US treasury bills bring smiles for money marketers

The previous week has brought signs of happiness for the American economy. The US Treasury bills hitting a record have finally fetched bright rays of hope for the buyers to fight against the European debt crisis. The miracle took place especially after the stringent warnings from several economic experts that the debt crisis in Europe can bring down the credit ratings of near about 15 euro zone countries. According to sources, the US bagged a huge demand of four-week T-bills at the $35 billion auction. Although the approaching year end stood as the biggest factor behind it, the euro zone crisis seems to be a growing concern for prudent investors.

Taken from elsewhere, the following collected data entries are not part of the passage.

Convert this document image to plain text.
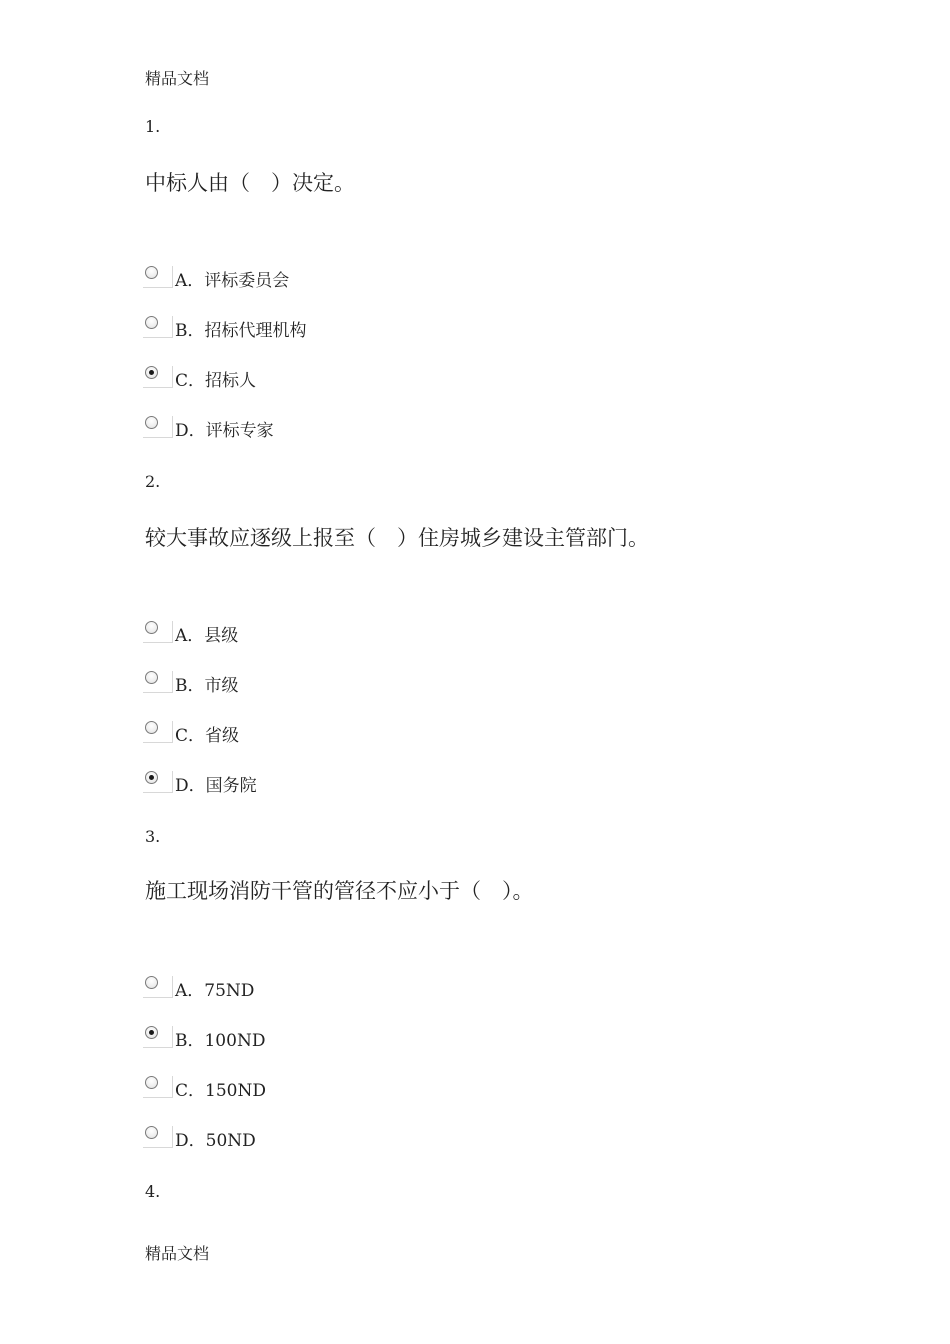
精品文档
1.
中标人由（　）决定。
A．评标委员会
B．招标代理机构
C．招标人
D．评标专家
2.
较大事故应逐级上报至（　）住房城乡建设主管部门。
A．县级
B．市级
C．省级
D．国务院
3.
施工现场消防干管的管径不应小于（　）。
A．75ND
B．100ND
C．150ND
D．50ND
4.
精品文档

Investors had shown willingness in paying a certain amount of premium for safety whereas T-bills have been trading with unattractive interest rates. In a few days, the European leaders will meet face-to-face to chalk out a framework designed to implement fiscal discipline within the 17-nation euro zone block. The German and French leaders desire to bring changes in the EU rules so that penalties can be imposed on states crossing deficit targets.

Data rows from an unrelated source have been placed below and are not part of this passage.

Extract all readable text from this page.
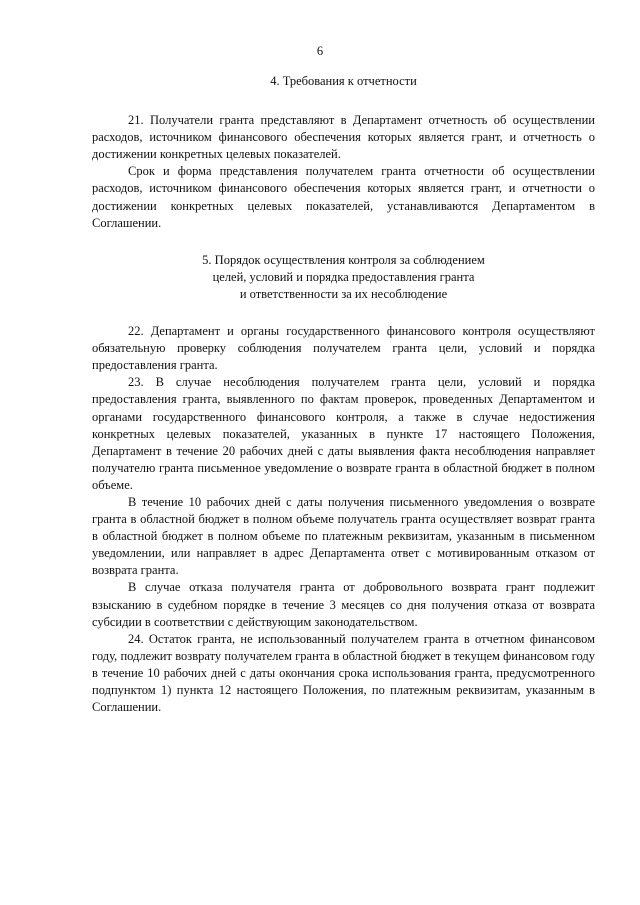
6

4. Требования к отчетности

21. Получатели гранта представляют в Департамент отчетность об осуществлении расходов, источником финансового обеспечения которых является грант, и отчетность о достижении конкретных целевых показателей.

Срок и форма представления получателем гранта отчетности об осуществлении расходов, источником финансового обеспечения которых является грант, и отчетности о достижении конкретных целевых показателей, устанавливаются Департаментом в Соглашении.

5. Порядок осуществления контроля за соблюдением
целей, условий и порядка предоставления гранта
и ответственности за их несоблюдение

22. Департамент и органы государственного финансового контроля осуществляют обязательную проверку соблюдения получателем гранта цели, условий и порядка предоставления гранта.

23. В случае несоблюдения получателем гранта цели, условий и порядка предоставления гранта, выявленного по фактам проверок, проведенных Департаментом и органами государственного финансового контроля, а также в случае недостижения конкретных целевых показателей, указанных в пункте 17 настоящего Положения, Департамент в течение 20 рабочих дней с даты выявления факта несоблюдения направляет получателю гранта письменное уведомление о возврате гранта в областной бюджет в полном объеме.

В течение 10 рабочих дней с даты получения письменного уведомления о возврате гранта в областной бюджет в полном объеме получатель гранта осуществляет возврат гранта в областной бюджет в полном объеме по платежным реквизитам, указанным в письменном уведомлении, или направляет в адрес Департамента ответ с мотивированным отказом от возврата гранта.

В случае отказа получателя гранта от добровольного возврата грант подлежит взысканию в судебном порядке в течение 3 месяцев со дня получения отказа от возврата субсидии в соответствии с действующим законодательством.

24. Остаток гранта, не использованный получателем гранта в отчетном финансовом году, подлежит возврату получателем гранта в областной бюджет в текущем финансовом году в течение 10 рабочих дней с даты окончания срока использования гранта, предусмотренного подпунктом 1) пункта 12 настоящего Положения, по платежным реквизитам, указанным в Соглашении.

According to Raymond Gilmartin, one of the prime heads of New York’s Bank of Nova Scotia, the idea had not seemed encouraging that can make things fall in the right place. In fact, if the euro zone ratings downgrade, the banks will be left with no other options than lending money to each other.

Owing to the spreads between overnight indexed swap rates and three-month dollar Libor rates, the nervousness among banks seemed to grow with time. However, the rates widened just a few days ago and fetched 46 basis points. This extended the gap between the two.

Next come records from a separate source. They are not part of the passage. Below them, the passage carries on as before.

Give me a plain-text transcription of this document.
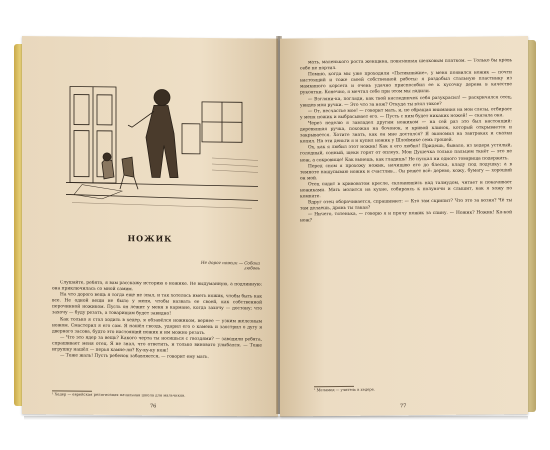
НОЖИК
Не дорог ножик — Собака любовь

Слушайте, ребята, я вам расскажу историю о ножике. Не выдуманную, а подлинную: она приключилась со мной самим.

На что дорого вещь я тогда еще не знал, и так хотелось иметь ножик, чтобы быть как все. Не одной вещи не было у меня, чтобы назвать ее своей, как собственной перочинной ножиком. Пусть он лежит у меня в кармане, когда захочу — достану; что захочу — буду резать, а товарищам будет завидно!

Как только я стал ходить в хедер, я обзавёлся ножиком, вернее — узким железным ножом. Смастерил я его сам. Я нашёл гвоздь, ударил его о камень и заострил о дугу я дверного засова, будто это настоящий ножик и им можно резать.

— Что это ядер за вещь? Какого черта ты носишься с гвоздями? — заводили ребята, спрашивает меня отец. Я не знал, что ответить, и только виновато улыбался. — Тоже игрушку нашёл — перья камне-ли? Ку-ку-ку нож!

— Тоже жаль! Пусть ребенок забавляется, — говорит ему мать.

¹ Хедер — еврейская религиозная начальная школа для мальчиков.
76

мать, маленького роста женщина, повязанная шелковым платком. — Только бы кровь себе не портил.

Помню, когда мы уже проходили «Пятикнижие», у меня появился ножик — почти настоящий и тоже своей собственной работы: я раздобыл стальную пластинку из мамкиного корсета и очень удачно приспособил ее к кусочку дерева в качестве рукоятки. Конечно, я мечтал себе при этом мы ладили.

— Взгляни-ка, погляди, как твой наследничек себя разукрасил! — раскричался отец, увидев мои ручки. — Это что за нож? Откуда ты взял такое?

— От, несчастье мое! — говорит мать, и, не обращая внимания на мои слезы, отбирает у меня ножик и выбрасывает его. — Пусть с ним будет никаких ножей! — сказала она.

Через неделю я завладел другим ножиком — на сей раз это был настоящий: деревянная ручка, похожая на бочонок, и кривой клинок, который открывается и закрывается. Хотите знать, как он мне достался? Я экономил на завтраках и сказки копил. На эти деньги я и купил ножик у Шлоймике семь грошей.

Ох, как я любил этот ножик! Как я его любил! Придешь, бывало, из хедера усталый, голодный, сонный, щеки горят от оплеух. Мои Душечка только пальцем ткнёт — это не нож, а сокровище! Как вынешь, как гладишь! Не пускал ни одного товарища подержать.

Перед сном я прохожу ножик, начищаю его до блеска, кладу под подушку; а в темноте нащупываю ножик и счастлив... Он режет всё: дерево, кожу, бумагу — хороший он мой.

Отец сидит в кривоватом кресле, склонившись над талмудом, читает и покачивает ножиками. Мать молится на кухне, собираясь к полуночи и слышит, как я хожу по комнате.

Вдруг отец оборачивается, спрашивает: — Кто там скрипит? Что это за возня? Чё ты там делаешь, дрянь ты такая?

— Ничего, тятенька, — говорю я и прячу ножик за спину. — Ножик? Ножик! Ка-кой нож?

¹ Меламед — учитель в хедере.
77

Just after the Central banks reduced the expenses for borrowing dollars via swap lines, questions have been raised by investors whether banks use such cheaper credit rates. In the open market, banks usually borrow dollars from several financial organizations. In fact, every bank has a tendency to use the central bank to be the ultimate resort. Well, in this respect, the analysts will be eyeing on the increasing demand of the 3-month dollar tender during the first week of December.

Amazingly, 92 basis points were secured by the overnight indexed swap rates and the 3-month Euro Libor rates after the financial hassles encountered by the European economy. Despite high bank pressures, stock traders are noticing signs of optimism in the coming years.